What BIPOC theatre communities are asking is for funders to look at each level of the creative journey on equal terms.

What Do We Want?

No BIPOC performer, playwright, designer, or director is born with a Tony Award. There is nurturing that happens on many levels, a protracted process of creating and tending to spaces that allow for multiple failures and deep learning. With very few exceptions, this does not happen on the big stages. It’s in the basements, the church halls, the rat-infested rentals where these first impulses are born.

If we know this to be true, why aren’t we investing resources in the BIPOC organizations that struggle to keep afloat this strata of neonatal creativity? We keep going through these “cycles of enlightenment,” and we talk about it for a spell, but then revert back to the same inequities after the dust settles.

We’re in one of those enlightenment periods now.

Conveniently enough, theatre is on pause. The promises made by large institutions to change their ways is a year away from fulfillment. Now is the time to bring accountability into the picture.

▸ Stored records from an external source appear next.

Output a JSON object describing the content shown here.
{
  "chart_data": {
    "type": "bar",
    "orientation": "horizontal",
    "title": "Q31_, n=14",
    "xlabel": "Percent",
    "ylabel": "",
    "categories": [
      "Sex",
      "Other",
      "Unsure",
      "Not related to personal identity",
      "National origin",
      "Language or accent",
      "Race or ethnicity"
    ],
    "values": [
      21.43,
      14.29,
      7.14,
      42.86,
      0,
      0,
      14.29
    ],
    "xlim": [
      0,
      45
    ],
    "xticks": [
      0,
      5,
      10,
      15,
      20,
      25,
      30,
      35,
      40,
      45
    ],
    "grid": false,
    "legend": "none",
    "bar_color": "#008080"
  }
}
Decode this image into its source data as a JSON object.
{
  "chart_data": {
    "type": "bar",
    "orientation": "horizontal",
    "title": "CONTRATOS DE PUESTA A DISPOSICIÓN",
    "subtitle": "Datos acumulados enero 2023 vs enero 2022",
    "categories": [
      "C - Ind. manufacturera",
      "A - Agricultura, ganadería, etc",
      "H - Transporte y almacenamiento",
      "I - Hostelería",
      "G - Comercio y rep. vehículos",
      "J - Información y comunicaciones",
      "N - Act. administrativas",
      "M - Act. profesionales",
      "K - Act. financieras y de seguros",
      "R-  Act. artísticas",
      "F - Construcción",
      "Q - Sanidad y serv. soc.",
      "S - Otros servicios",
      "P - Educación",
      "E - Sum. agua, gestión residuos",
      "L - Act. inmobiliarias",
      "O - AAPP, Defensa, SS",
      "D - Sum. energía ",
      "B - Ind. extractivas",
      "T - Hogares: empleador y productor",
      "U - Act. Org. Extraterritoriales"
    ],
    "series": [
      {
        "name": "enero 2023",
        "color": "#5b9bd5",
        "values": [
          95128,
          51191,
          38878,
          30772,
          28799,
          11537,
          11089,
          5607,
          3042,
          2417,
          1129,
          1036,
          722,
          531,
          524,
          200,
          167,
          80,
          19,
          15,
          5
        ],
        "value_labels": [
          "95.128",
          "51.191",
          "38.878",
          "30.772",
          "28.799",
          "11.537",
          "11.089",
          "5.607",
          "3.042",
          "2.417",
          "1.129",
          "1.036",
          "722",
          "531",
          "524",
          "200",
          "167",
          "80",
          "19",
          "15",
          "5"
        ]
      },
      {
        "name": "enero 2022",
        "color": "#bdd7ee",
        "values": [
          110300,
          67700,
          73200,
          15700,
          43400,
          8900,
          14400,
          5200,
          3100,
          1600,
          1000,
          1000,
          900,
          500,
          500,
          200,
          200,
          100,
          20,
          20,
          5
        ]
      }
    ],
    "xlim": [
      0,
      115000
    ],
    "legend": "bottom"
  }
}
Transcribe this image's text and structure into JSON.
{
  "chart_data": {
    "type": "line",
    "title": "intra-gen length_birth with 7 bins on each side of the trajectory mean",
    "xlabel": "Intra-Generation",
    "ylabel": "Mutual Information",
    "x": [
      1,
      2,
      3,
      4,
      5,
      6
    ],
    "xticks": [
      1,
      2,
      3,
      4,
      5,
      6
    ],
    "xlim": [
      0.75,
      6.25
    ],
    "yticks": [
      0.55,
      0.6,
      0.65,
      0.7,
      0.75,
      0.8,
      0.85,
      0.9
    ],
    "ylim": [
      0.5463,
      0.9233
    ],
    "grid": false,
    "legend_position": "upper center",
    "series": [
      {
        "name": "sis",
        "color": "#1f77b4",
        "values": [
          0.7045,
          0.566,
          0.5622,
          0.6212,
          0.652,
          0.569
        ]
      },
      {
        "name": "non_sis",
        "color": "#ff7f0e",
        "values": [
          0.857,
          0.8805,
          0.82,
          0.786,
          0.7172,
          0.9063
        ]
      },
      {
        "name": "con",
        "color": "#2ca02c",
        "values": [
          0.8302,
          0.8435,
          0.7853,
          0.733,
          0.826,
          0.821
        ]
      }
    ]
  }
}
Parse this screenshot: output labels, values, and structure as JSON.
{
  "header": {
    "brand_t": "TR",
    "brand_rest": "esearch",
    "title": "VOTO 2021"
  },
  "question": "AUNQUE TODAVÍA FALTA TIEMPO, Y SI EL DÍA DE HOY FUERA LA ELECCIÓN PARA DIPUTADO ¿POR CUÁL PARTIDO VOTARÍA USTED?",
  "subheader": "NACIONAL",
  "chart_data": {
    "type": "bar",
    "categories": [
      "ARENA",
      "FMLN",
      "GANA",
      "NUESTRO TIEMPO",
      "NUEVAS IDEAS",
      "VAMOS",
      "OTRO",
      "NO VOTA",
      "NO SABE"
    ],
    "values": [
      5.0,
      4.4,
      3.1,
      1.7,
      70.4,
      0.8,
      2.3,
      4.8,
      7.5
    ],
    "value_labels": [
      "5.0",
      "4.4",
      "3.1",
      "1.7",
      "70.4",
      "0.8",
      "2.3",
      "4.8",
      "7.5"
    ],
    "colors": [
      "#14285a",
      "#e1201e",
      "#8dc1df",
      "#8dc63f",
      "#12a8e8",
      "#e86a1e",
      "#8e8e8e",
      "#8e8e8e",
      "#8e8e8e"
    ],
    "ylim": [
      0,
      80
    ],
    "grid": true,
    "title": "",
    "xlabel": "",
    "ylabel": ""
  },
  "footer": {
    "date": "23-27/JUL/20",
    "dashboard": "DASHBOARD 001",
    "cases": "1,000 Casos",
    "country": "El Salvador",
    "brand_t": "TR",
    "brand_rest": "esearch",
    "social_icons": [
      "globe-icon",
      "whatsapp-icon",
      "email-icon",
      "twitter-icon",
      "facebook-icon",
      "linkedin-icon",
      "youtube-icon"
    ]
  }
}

What concrete steps are these predominantly white institutions taking to bring BIPOC plays and artists to their theatres, not once or twice but as a permanent portion of every season? What are their long-term plans to directly engage with BIPOC communities? How are they working with smaller BIPOC theatres in their area?

Every funder needs to be asking these basic questions—especially now.

From my perspective, it would seem that foundations are wary of any appearance of social engineering, of tipping the scales to correct an imbalance. They would much rather respond to usual metrics of capacity, execution, and vision. Yet, by doing that, they are inadvertently propping up a socially engineered model that has always favored large, predominantly white institutions.

What BIPOC theatre communities are asking is for funders to look at each level of the creative journey on equal terms. We want them to value the work of BIPOC organizations working at the ground level the same way they consider a production at the most prestigious venues.

The value of BIPOC theatres is not in how big or glossy we can make work. It’s in what and for whom we make work.